Wednesday, February 7, 2007

My Organic Ornamental Kitchen Garden

This is something that I've dreamt of since 1990 when I watched Geoff Hamilton create an ornamental kitchen garden on Gardener's World (BBC2). It looked so nice and natural to combine flowers and shrubs with fruit and vegetables. What a brilliant idea to mix flowers and cabbages! Unfortunately I had no space for a garden like that at the time and had to wait for over 15 years before I could finally go ahead and grow one!

Geoff's beautiful Barnsdale gardens you can find at http://www.barnsdalegardens.co.uk/ie-index.html


These are pictures of my ornamental kitchen garden (OKG) from last year when I first started to grow my OKG (at last! hurrah!!), which explains why things looked a bit bare back then. In the first picture there's a great big gaping hole (top left hand corner) that is now nicely filled up by my greenhouse (another dream come true).


In the OKG I wanted something nice to look at all year long, so I planted some evergreens such as box and bay leaf but also bulbs to add some colour in early spring, as you can see here. But of course the most important things I grow here organically are fruit and vegetables. And my whole garden is grown organically, not just the OKG.
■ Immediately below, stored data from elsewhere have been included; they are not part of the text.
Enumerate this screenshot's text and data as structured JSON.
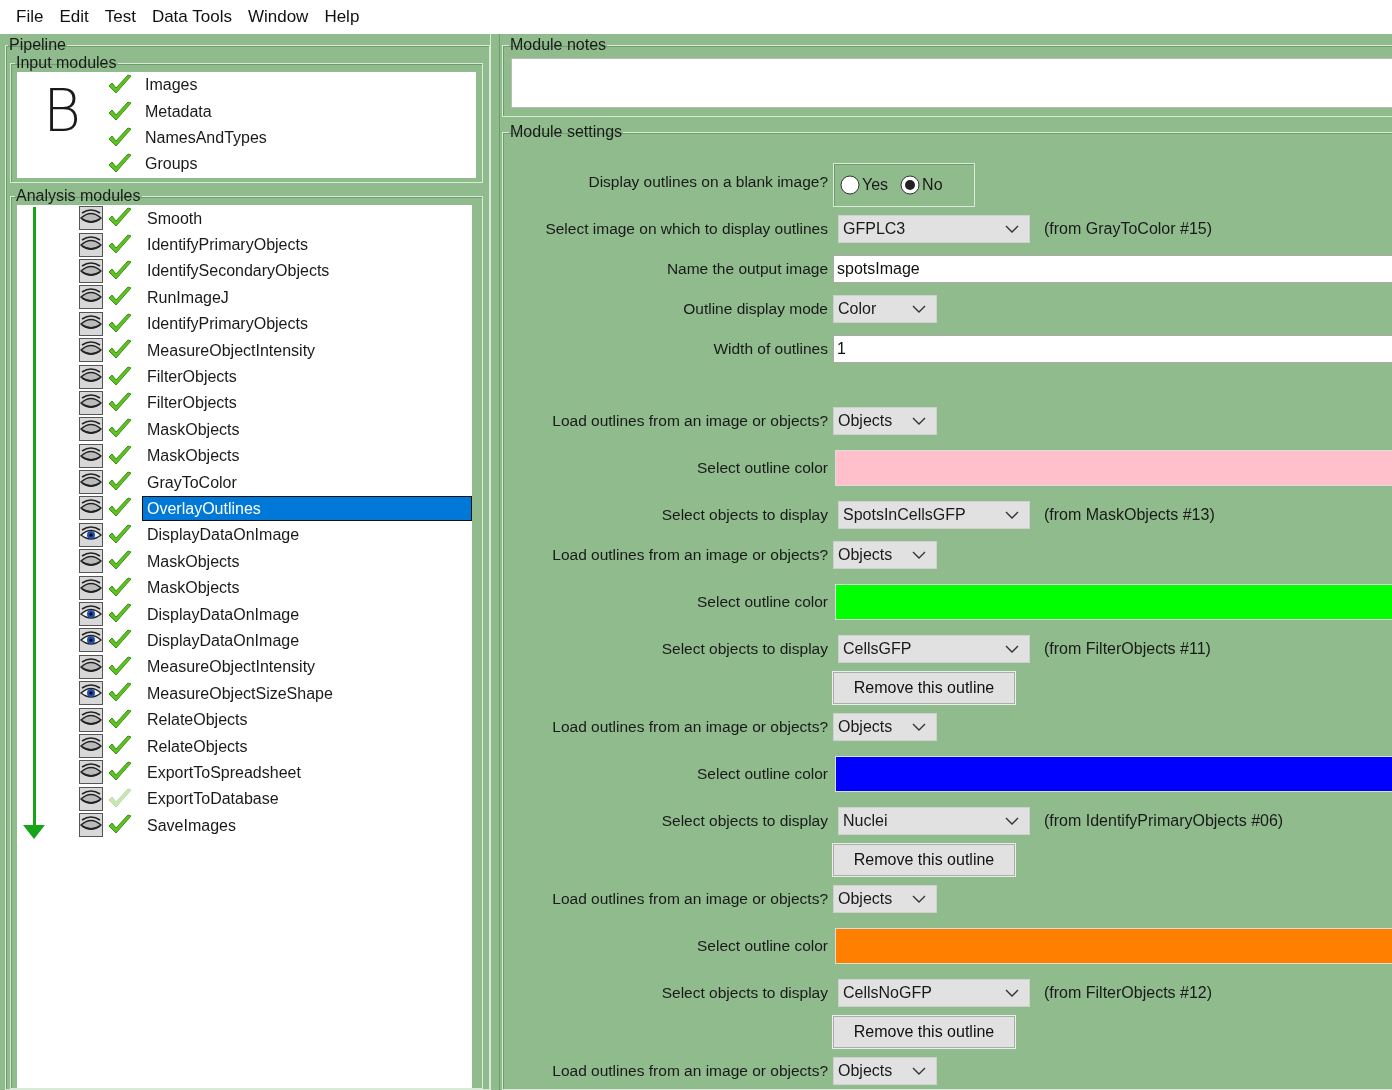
{
  "menu": [
    "File",
    "Edit",
    "Test",
    "Data Tools",
    "Window",
    "Help"
  ],
  "pipeline": {
    "title": "Pipeline",
    "input": {
      "title": "Input modules",
      "panel_letter": "B",
      "modules": [
        {
          "name": "Images",
          "enabled": true
        },
        {
          "name": "Metadata",
          "enabled": true
        },
        {
          "name": "NamesAndTypes",
          "enabled": true
        },
        {
          "name": "Groups",
          "enabled": true
        }
      ]
    },
    "analysis": {
      "title": "Analysis modules",
      "modules": [
        {
          "name": "Smooth",
          "display": false,
          "enabled": true,
          "selected": false
        },
        {
          "name": "IdentifyPrimaryObjects",
          "display": false,
          "enabled": true,
          "selected": false
        },
        {
          "name": "IdentifySecondaryObjects",
          "display": false,
          "enabled": true,
          "selected": false
        },
        {
          "name": "RunImageJ",
          "display": false,
          "enabled": true,
          "selected": false
        },
        {
          "name": "IdentifyPrimaryObjects",
          "display": false,
          "enabled": true,
          "selected": false
        },
        {
          "name": "MeasureObjectIntensity",
          "display": false,
          "enabled": true,
          "selected": false
        },
        {
          "name": "FilterObjects",
          "display": false,
          "enabled": true,
          "selected": false
        },
        {
          "name": "FilterObjects",
          "display": false,
          "enabled": true,
          "selected": false
        },
        {
          "name": "MaskObjects",
          "display": false,
          "enabled": true,
          "selected": false
        },
        {
          "name": "MaskObjects",
          "display": false,
          "enabled": true,
          "selected": false
        },
        {
          "name": "GrayToColor",
          "display": false,
          "enabled": true,
          "selected": false
        },
        {
          "name": "OverlayOutlines",
          "display": false,
          "enabled": true,
          "selected": true
        },
        {
          "name": "DisplayDataOnImage",
          "display": true,
          "enabled": true,
          "selected": false
        },
        {
          "name": "MaskObjects",
          "display": false,
          "enabled": true,
          "selected": false
        },
        {
          "name": "MaskObjects",
          "display": false,
          "enabled": true,
          "selected": false
        },
        {
          "name": "DisplayDataOnImage",
          "display": true,
          "enabled": true,
          "selected": false
        },
        {
          "name": "DisplayDataOnImage",
          "display": true,
          "enabled": true,
          "selected": false
        },
        {
          "name": "MeasureObjectIntensity",
          "display": false,
          "enabled": true,
          "selected": false
        },
        {
          "name": "MeasureObjectSizeShape",
          "display": true,
          "enabled": true,
          "selected": false
        },
        {
          "name": "RelateObjects",
          "display": false,
          "enabled": true,
          "selected": false
        },
        {
          "name": "RelateObjects",
          "display": false,
          "enabled": true,
          "selected": false
        },
        {
          "name": "ExportToSpreadsheet",
          "display": false,
          "enabled": true,
          "selected": false
        },
        {
          "name": "ExportToDatabase",
          "display": false,
          "enabled": false,
          "selected": false
        },
        {
          "name": "SaveImages",
          "display": false,
          "enabled": true,
          "selected": false
        }
      ]
    }
  },
  "notes": {
    "title": "Module notes"
  },
  "settings": {
    "title": "Module settings",
    "general": [
      {
        "kind": "radio",
        "label": "Display outlines on a blank image?",
        "options": [
          {
            "label": "Yes",
            "selected": false
          },
          {
            "label": "No",
            "selected": true
          }
        ]
      },
      {
        "kind": "dropdown",
        "label": "Select image on which to display outlines",
        "value": "GFPLC3",
        "note": "(from GrayToColor #15)"
      },
      {
        "kind": "text",
        "label": "Name the output image",
        "value": "spotsImage"
      },
      {
        "kind": "dropdown",
        "label": "Outline display mode",
        "value": "Color"
      },
      {
        "kind": "text",
        "label": "Width of outlines",
        "value": "1"
      }
    ],
    "outlines": [
      {
        "rows": [
          {
            "kind": "dropdown",
            "label": "Load outlines from an image or objects?",
            "value": "Objects"
          },
          {
            "kind": "color",
            "label": "Select outline color",
            "color": "#ffc0cb"
          },
          {
            "kind": "dropdown",
            "label": "Select objects to display",
            "value": "SpotsInCellsGFP",
            "note": "(from MaskObjects #13)"
          }
        ]
      },
      {
        "rows": [
          {
            "kind": "dropdown",
            "label": "Load outlines from an image or objects?",
            "value": "Objects"
          },
          {
            "kind": "color",
            "label": "Select outline color",
            "color": "#00ff00"
          },
          {
            "kind": "dropdown",
            "label": "Select objects to display",
            "value": "CellsGFP",
            "note": "(from FilterObjects #11)"
          },
          {
            "kind": "button",
            "text": "Remove this outline"
          }
        ]
      },
      {
        "rows": [
          {
            "kind": "dropdown",
            "label": "Load outlines from an image or objects?",
            "value": "Objects"
          },
          {
            "kind": "color",
            "label": "Select outline color",
            "color": "#0000ff"
          },
          {
            "kind": "dropdown",
            "label": "Select objects to display",
            "value": "Nuclei",
            "note": "(from IdentifyPrimaryObjects #06)"
          },
          {
            "kind": "button",
            "text": "Remove this outline"
          }
        ]
      },
      {
        "rows": [
          {
            "kind": "dropdown",
            "label": "Load outlines from an image or objects?",
            "value": "Objects"
          },
          {
            "kind": "color",
            "label": "Select outline color",
            "color": "#ff8000"
          },
          {
            "kind": "dropdown",
            "label": "Select objects to display",
            "value": "CellsNoGFP",
            "note": "(from FilterObjects #12)"
          },
          {
            "kind": "button",
            "text": "Remove this outline"
          }
        ]
      },
      {
        "rows": [
          {
            "kind": "dropdown",
            "label": "Load outlines from an image or objects?",
            "value": "Objects"
          }
        ]
      }
    ]
  }
}
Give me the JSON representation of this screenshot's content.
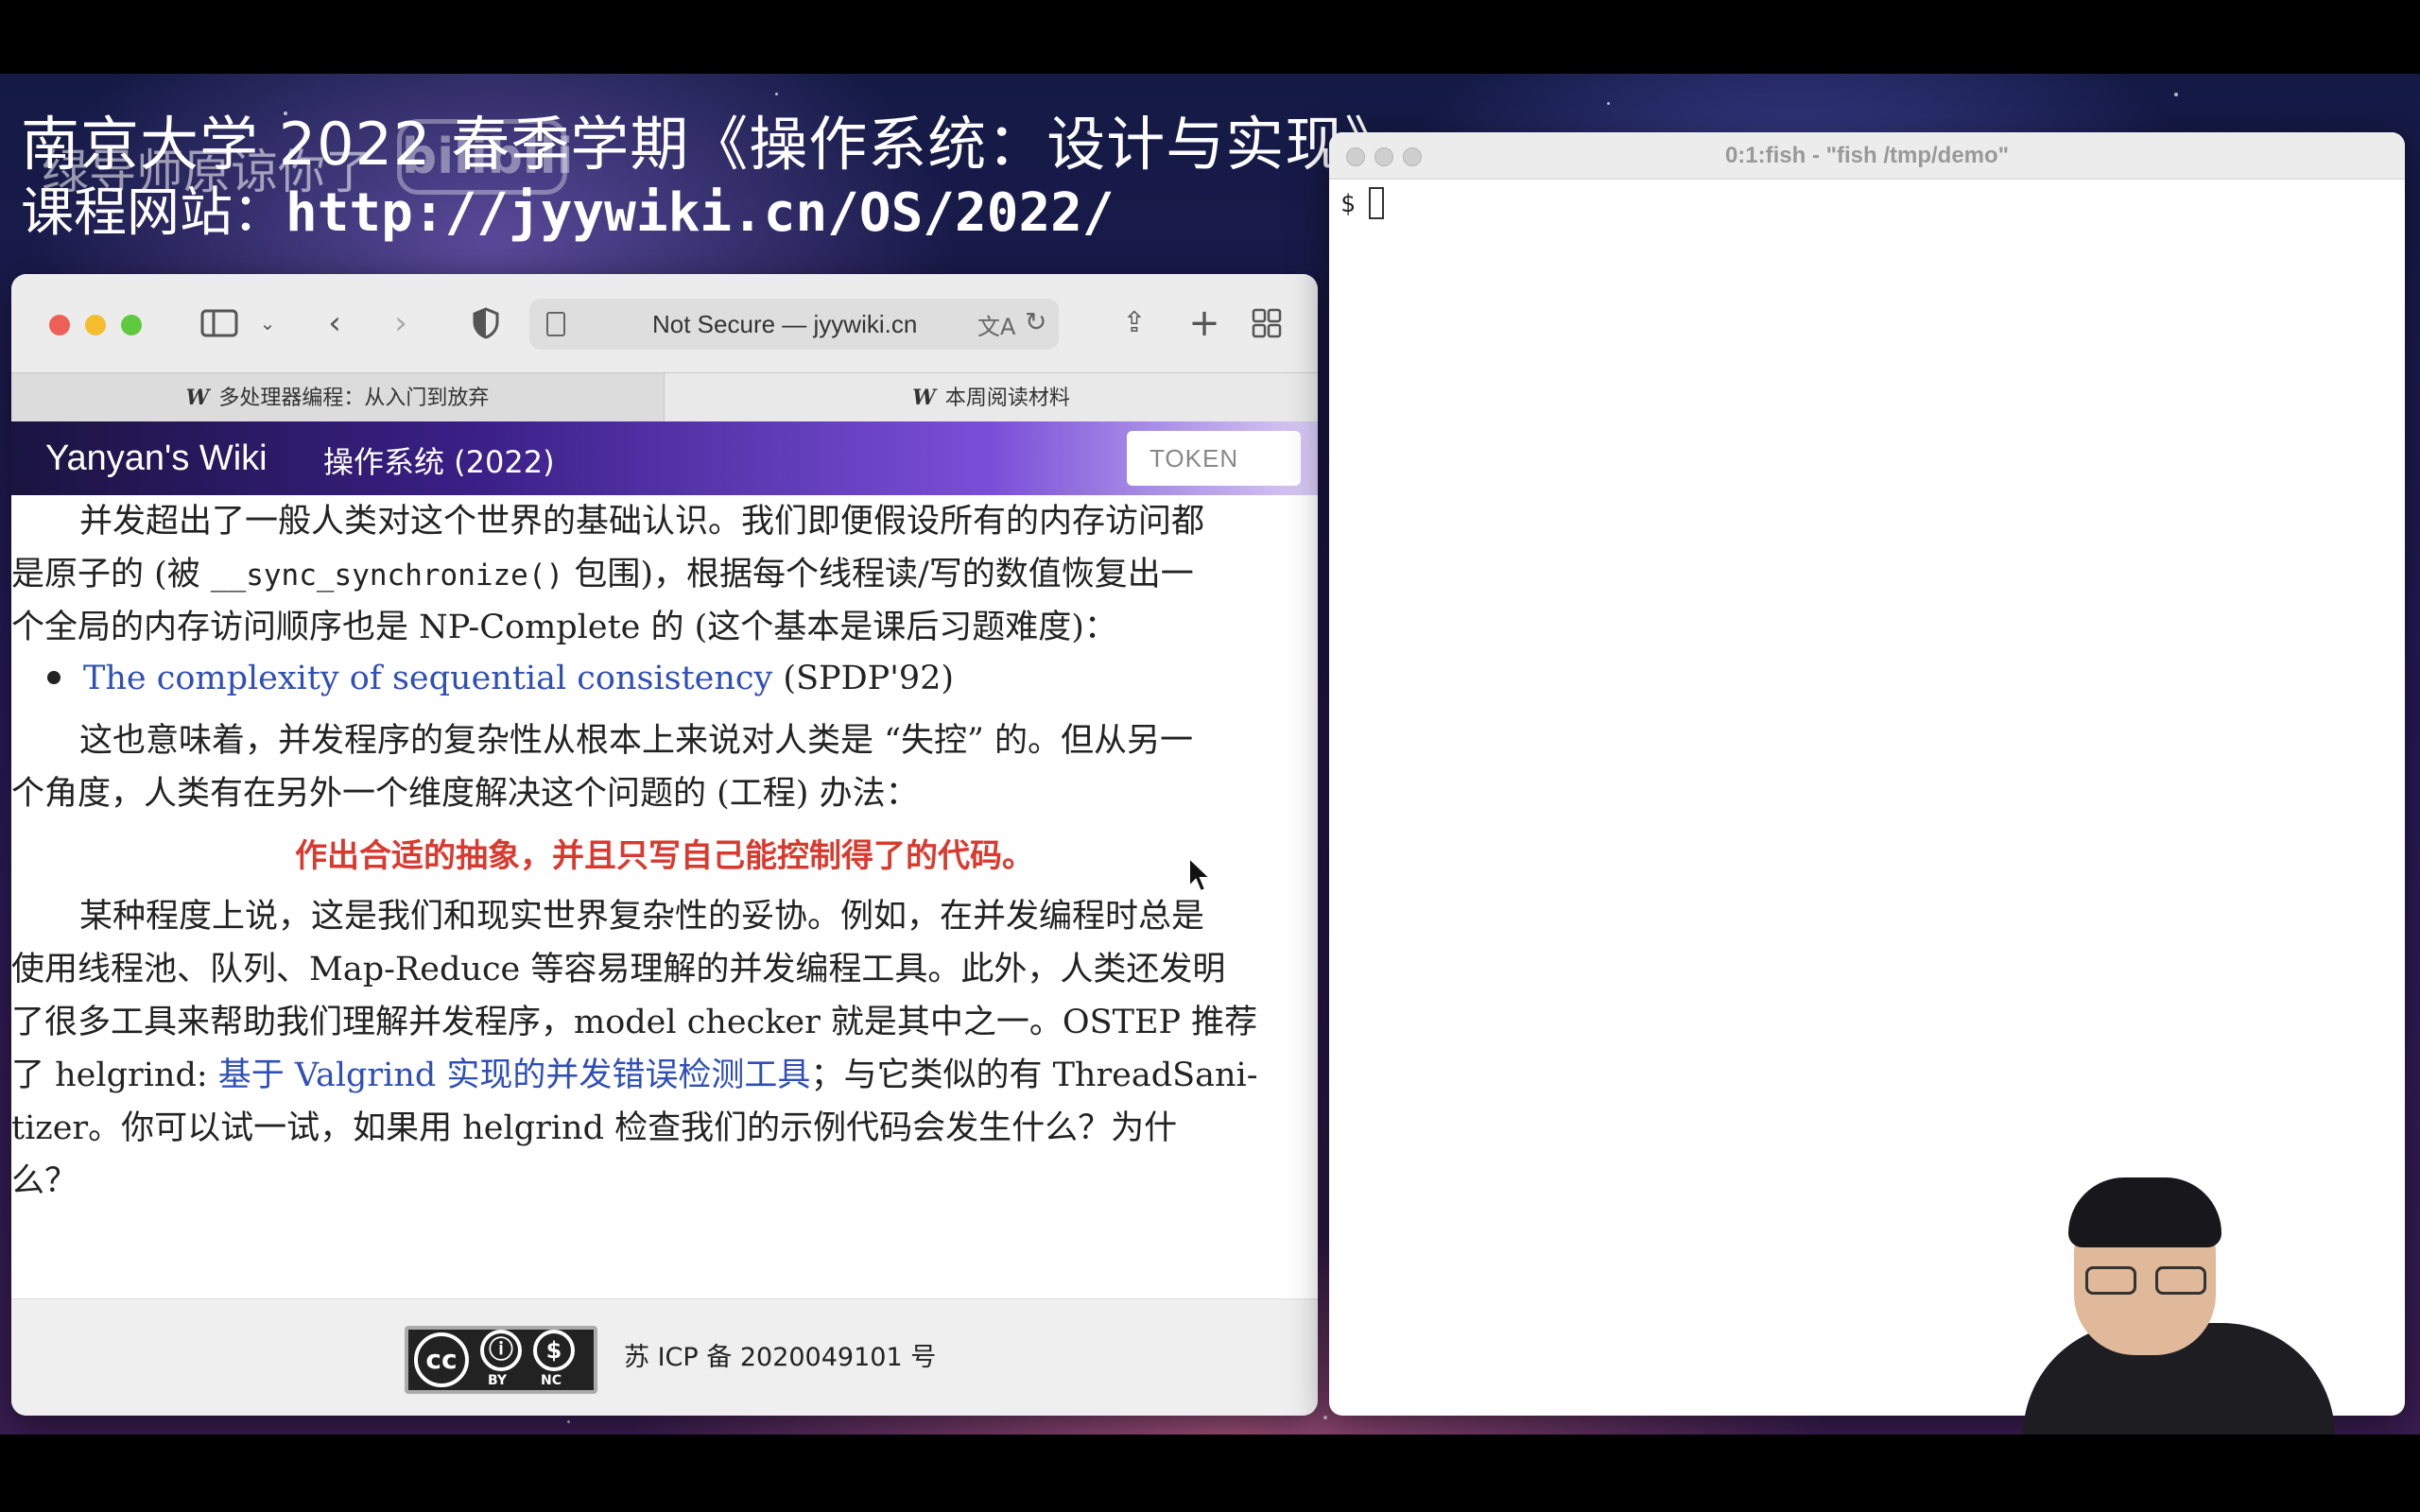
{
  "overlay": {
    "course_title": "南京大学 2022 春季学期《操作系统：设计与实现》",
    "course_site_label": "课程网站：",
    "course_site_url": "http://jyywiki.cn/OS/2022/",
    "danmaku": "绿导师原谅你了",
    "bilibili_logo": "bilibili"
  },
  "browser": {
    "address": "Not Secure — jyywiki.cn",
    "tabs": [
      {
        "icon": "W",
        "label": "多处理器编程：从入门到放弃"
      },
      {
        "icon": "W",
        "label": "本周阅读材料"
      }
    ],
    "wiki": {
      "site_name": "Yanyan's Wiki",
      "course": "操作系统 (2022)",
      "token_placeholder": "TOKEN"
    }
  },
  "article": {
    "p1_line1": "并发超出了一般人类对这个世界的基础认识。我们即便假设所有的内存访问都",
    "p1_line2_pre": "是原子的 (被 ",
    "p1_line2_code": "__sync_synchronize()",
    "p1_line2_post": " 包围)，根据每个线程读/写的数值恢复出一",
    "p1_line3": "个全局的内存访问顺序也是 NP-Complete 的 (这个基本是课后习题难度)：",
    "bullet_link": "The complexity of sequential consistency",
    "bullet_suffix": " (SPDP'92)",
    "p2_line1": "这也意味着，并发程序的复杂性从根本上来说对人类是 “失控” 的。但从另一",
    "p2_line2": "个角度，人类有在另外一个维度解决这个问题的 (工程) 办法：",
    "emphasis": "作出合适的抽象，并且只写自己能控制得了的代码。",
    "p3_line1": "某种程度上说，这是我们和现实世界复杂性的妥协。例如，在并发编程时总是",
    "p3_line2": "使用线程池、队列、Map-Reduce 等容易理解的并发编程工具。此外，人类还发明",
    "p3_line3": "了很多工具来帮助我们理解并发程序，model checker 就是其中之一。OSTEP 推荐",
    "p3_line4_pre": "了 helgrind: ",
    "p3_line4_link": "基于 Valgrind 实现的并发错误检测工具",
    "p3_line4_post": "；与它类似的有 ThreadSani-",
    "p3_line5": "tizer。你可以试一试，如果用 helgrind 检查我们的示例代码会发生什么？为什",
    "p3_line6": "么？"
  },
  "footer": {
    "license_badge": [
      "cc",
      "BY",
      "NC"
    ],
    "icp": "苏 ICP 备 2020049101 号"
  },
  "terminal": {
    "title": "0:1:fish - \"fish /tmp/demo\"",
    "prompt": "$"
  },
  "colors": {
    "link": "#2f4fb8",
    "emphasis": "#d93a2f",
    "wiki_bar_start": "#1a1440",
    "wiki_bar_end": "#d9ccf5"
  }
}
I got a bunch of tulip bulbs from a friend who couldn't remember what colour they were. And of course, as luck would have it, some of them were orange! Gaaaaaa, I hate orange! Oh well, after they had finished flowering, I dug them up, let them dry a bit and then gave them to my dad who absolutely loves all garish er vibrant colours.

As my kitchen garden is not all that big (about 90 square meters), I grow fruits like white currants and gooseberries on standards so they won't take up all that much space. Next to the orange (gaaa) tulips you can see one of my standard gooseberries. And because they are standards it also very easy to pick the berries when it's time to harvest them.



And here's what it's really all about: growing your own vegetables and fruit organically. The spinach, next to the cold frames, is about to be harvested. And yes, it was very tasty ! Veggies and fruit from your own organic garden taste delicious. Eating peas straight from the pod is pure bliss. You haven't lived if you've never experienced how real food tastes!


I know a little garden close
Set thick with lily and red rose
Where I would wander if I might
From dewy dawn to dewy night
And have one with me wandering.
William Morris

We had some more frost last night and this morning it was a slightly foggy. Now the sun is out and it's 4.4 C. Yesterday we had some sun, some rain, a bit of sleet and the maximum temperature was 6.9 C so it's getting colder.

1 comment:

Annie in Austin said...

Thank you for coming to visit my garden blog, Yolanda Elizabet.

Your Kitchen garden certainly is ornamental! I love the way the stone paths surround the beds, setting off the plants and giving year-round structure. Also, I would not mind the orange tulips~

Ninety square meters sounds pretty big - ours is less than one-third that size. You have room to experiment.